Chief Davis believes the more an officer interacts with people on his or her beat, the less enforcement will be needed. “And those interactions do so much therapy for the officers,” he said.

     He also noted that recent Black Lives Matter protests in Mississippi have been peaceful, and that his officers “are able to talk about things of the world with our citizens.”

     JPD holds regular community meetings in each precinct, where business owners, church leaders, landlords and any other residents can hear and be heard, he said. (See box on page 22.)

     When Chief Davis was Precinct 3 commander, he held meetings with managers, custodians and tenants of apartments in his precinct, along with visiting the properties.

     “There were broken fences. There were lights out. Some of these apartments didn’t have a curfew. Grass was overgrown, window blinds were broken. … they understood that they had to fix those things to keep their tenants.

     “All the while, we were increasing the patrol … So we did our part and they did their part.” Crime went down as a result, he said.

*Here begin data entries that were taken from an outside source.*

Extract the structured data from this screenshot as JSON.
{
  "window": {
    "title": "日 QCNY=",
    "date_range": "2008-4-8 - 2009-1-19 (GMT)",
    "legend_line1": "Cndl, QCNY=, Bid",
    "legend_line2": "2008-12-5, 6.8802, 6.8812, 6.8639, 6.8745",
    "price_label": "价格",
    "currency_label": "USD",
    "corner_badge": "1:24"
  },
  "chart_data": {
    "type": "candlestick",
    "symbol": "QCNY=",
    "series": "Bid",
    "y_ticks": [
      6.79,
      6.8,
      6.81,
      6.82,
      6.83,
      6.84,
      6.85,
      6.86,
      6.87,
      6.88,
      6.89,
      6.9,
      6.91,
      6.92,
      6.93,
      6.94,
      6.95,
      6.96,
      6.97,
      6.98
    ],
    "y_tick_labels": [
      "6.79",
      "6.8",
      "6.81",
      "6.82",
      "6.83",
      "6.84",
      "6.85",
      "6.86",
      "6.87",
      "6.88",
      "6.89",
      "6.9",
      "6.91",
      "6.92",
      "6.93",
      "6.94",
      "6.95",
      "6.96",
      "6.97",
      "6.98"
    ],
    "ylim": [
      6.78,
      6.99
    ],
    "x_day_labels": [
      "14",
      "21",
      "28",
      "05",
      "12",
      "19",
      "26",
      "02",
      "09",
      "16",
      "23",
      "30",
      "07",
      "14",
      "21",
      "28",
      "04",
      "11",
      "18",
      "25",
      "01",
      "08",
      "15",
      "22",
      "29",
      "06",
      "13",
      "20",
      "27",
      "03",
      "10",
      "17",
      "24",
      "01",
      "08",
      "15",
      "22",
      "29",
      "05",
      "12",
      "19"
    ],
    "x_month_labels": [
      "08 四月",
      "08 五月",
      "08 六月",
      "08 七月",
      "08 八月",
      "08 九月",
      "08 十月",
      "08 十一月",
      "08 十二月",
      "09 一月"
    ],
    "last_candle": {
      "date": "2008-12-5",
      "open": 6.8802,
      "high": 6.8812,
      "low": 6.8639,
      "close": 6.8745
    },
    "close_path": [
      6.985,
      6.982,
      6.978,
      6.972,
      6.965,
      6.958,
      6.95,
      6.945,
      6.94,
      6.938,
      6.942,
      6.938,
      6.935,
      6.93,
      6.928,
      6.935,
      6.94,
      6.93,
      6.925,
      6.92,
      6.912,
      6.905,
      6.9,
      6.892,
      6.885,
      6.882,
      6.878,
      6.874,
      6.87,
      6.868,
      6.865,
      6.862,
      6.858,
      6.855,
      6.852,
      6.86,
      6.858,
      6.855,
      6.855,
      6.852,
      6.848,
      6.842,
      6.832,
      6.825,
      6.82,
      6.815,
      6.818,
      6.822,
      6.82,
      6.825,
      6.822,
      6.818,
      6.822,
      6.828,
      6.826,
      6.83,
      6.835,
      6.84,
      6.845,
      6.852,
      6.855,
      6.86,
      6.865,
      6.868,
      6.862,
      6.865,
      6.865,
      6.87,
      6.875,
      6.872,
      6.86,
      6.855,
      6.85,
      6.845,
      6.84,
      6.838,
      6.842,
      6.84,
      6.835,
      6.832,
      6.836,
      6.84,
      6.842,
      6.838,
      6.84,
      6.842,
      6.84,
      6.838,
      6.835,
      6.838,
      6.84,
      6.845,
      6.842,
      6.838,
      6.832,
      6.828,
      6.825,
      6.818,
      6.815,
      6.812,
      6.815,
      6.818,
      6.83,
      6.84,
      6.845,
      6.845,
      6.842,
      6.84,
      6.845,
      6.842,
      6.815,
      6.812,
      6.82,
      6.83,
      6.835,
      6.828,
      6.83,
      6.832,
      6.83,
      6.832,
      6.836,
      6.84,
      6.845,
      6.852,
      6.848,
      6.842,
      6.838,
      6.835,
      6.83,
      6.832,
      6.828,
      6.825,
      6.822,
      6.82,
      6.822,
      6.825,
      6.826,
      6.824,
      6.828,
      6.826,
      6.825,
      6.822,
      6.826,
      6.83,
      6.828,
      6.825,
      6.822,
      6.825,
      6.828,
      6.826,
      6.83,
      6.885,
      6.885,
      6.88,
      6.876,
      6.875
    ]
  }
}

     Now he’s taking that model throughout the city.

     “The community teaches an officer how to police them — if you as a police officer initiate the engagement.”

 

‘Police officers are human, too’

     Chief Davis also wants officers’ needs to be met, especially their mental, spiritual and emotional needs.

     “Police officers are human, too,” he said. After all, he still remembers that first shift, that first dead body. Those kind of memories stick with a person.

     “A lot of times, police officers try to internalize so much. They’ve got to deal with their own problems, and the problems of the world.”

Chief Davis serves punch at a luncheon.

     Chief Davis said one important resource is the Mississippi Law Enforcement Alliance for Peer Support, or LEAPS, which offers free, confidential peer support from trained law enforcement officers and helps agencies respond to high-stress events. Also, JPD chaplains are always available to talk with officers, he said.

     “I want every one of my officers to sit down with a (chaplain) and talk about how they feel,” he said. “If you’re going to be a police officer, you’ve got to have that spiritual foundation. (But) it’s important for officers to see leaders do it. … My meeting with my executive staff starts with a prayer.”

     He noted that he himself is accessible to talk with officers as well. But often, they call and encourage him instead, he said.

     “And it is always on time. Always on time.”

     The COVID-19 pandemic has provided plenty of opportunities for Chief Davis to support the men and women of JPD, who (as one might imagine) “had questions” when the whole thing started, he said.

     “Officers had to take all their clothes off before they went home. I’ve been reaching out to them and their families, making sure we have sanitizers and everything we need.”

     Chief Davis has a difficult and perhaps unenviable job, especially in recent months, but he doesn’t complain or act put-upon. Instead, he said, “We have great citizens, and I enjoy meeting their needs.”

     And when it comes to meeting the challenges, his default answer never seems to change:

     “I find myself having to do a whole lot of praying.”